The dominant culture in which we live is now, once again, as in the earliest days, hostile to the Christian faith. As Paul said, it doesn't understand what it is. None of the symbols of the Faith have any meaning, especially the symbol of the cross. It would see a cross hanging on a chain around the neck of a follower of the Way and it stands for nothing--it is mere self-decoration. It is much easier to go along with what the culture says is normal----to live as a "good person," or just to live for one's self, not taking as a model the life of Jesus or taking seriously the way of the cross that is everything the Christian faith stands for.

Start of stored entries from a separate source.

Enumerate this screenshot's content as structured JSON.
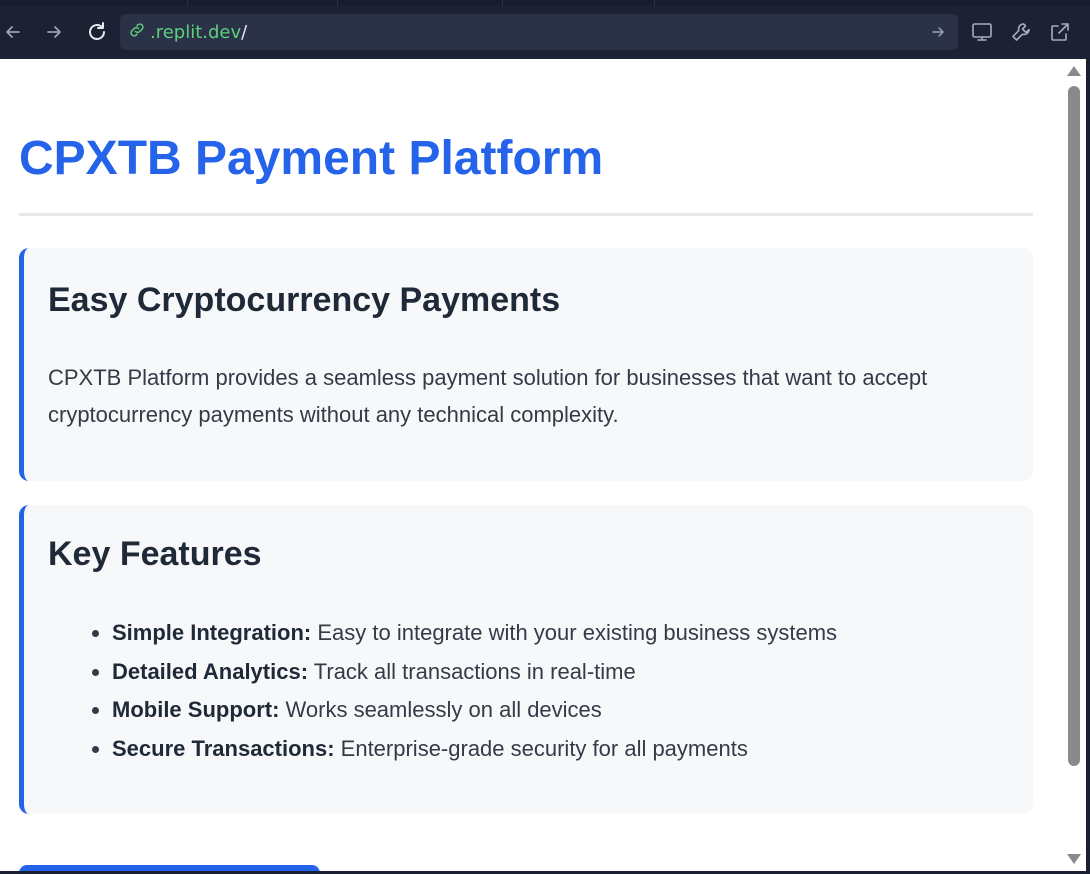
{
  "browser": {
    "url_prefix": "",
    "url_domain": ".replit.dev",
    "url_path": "/",
    "icons": [
      "back-arrow-icon",
      "forward-arrow-icon",
      "reload-icon",
      "link-icon",
      "go-arrow-icon",
      "monitor-icon",
      "wrench-icon",
      "external-link-icon"
    ]
  },
  "page": {
    "title": "CPXTB Payment Platform",
    "intro": {
      "heading": "Easy Cryptocurrency Payments",
      "body": "CPXTB Platform provides a seamless payment solution for businesses that want to accept cryptocurrency payments without any technical complexity."
    },
    "features": {
      "heading": "Key Features",
      "items": [
        {
          "label": "Simple Integration:",
          "text": " Easy to integrate with your existing business systems"
        },
        {
          "label": "Detailed Analytics:",
          "text": " Track all transactions in real-time"
        },
        {
          "label": "Mobile Support:",
          "text": " Works seamlessly on all devices"
        },
        {
          "label": "Secure Transactions:",
          "text": " Enterprise-grade security for all payments"
        }
      ]
    }
  },
  "colors": {
    "accent": "#2563eb",
    "card_bg": "#f7f8fa",
    "heading": "#1f2937",
    "body_text": "#333b48",
    "url_domain": "#5ccf7c",
    "toolbar_bg": "#1c2233"
  }
}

But here is one Christian's recent musing upon the meaning of the cross: (this is taken from the writer Frederick Buechner, in his book, The Hungering Dark) Jesus says to ask and it will be given you, to seek and you will find. In other words, he says that if you pray for him, he will come to you, and as far as I know, there is only one way to find out whether that is true, and that is to try it. Pray for him and see if he comes, in ways that only you will recognise. He says to follow him, to walk as he did into the world's darkness, to throw yourself away as he threw himself away for the love of the dark world. And he says that if you follow him, you will end up on some kind of cross but that beyond your cross and even on your cross you will also find your heart's desire, the peace that passes all understanding. And again, as far as I know there is only one way to find out whether that is true, and that is to try it. Follow him and see. And if the going gets too tough, you can always back out. Maybe you can always back out. (p. 55, The Hungering Dark, 1985)
To follow Christ's way of loving compassion, of self-giving love, of love that sacrifices everything and is content to have emptied itself out, this is a hard path to choose. It is not certain that we can stay on this path, once we choose it. As Buechner comments, you can always back out. If you look up toward the high altar at the screen dividing the nave from the chancel, if you look very high up, you see the carved image of Christ on the cross. As we, along with Mary and the disciple John, look up toward Christ on the cross, it is his outstretched arms that seem to me to be most prominent. In these stretched-out arms
is embodied the invitation to join him, the invitation to love as He loved. Suffering, that comes to all of us in various forms in the course of our human lives, is not something to be avoided at all costs, but to be embraced as we share it with others. Because suffering is redeemed by love. This is the message of the cross. May we continue on the path of self-giving love, in answer to the culture of our day. May all our acts be to honour the One who gave himself up in love for us so long ago.
As Buechner said, may we follow him to find, even on our own cross, our heart's desire, which is the peace that passeth all understanding. The peace that only love makes possible.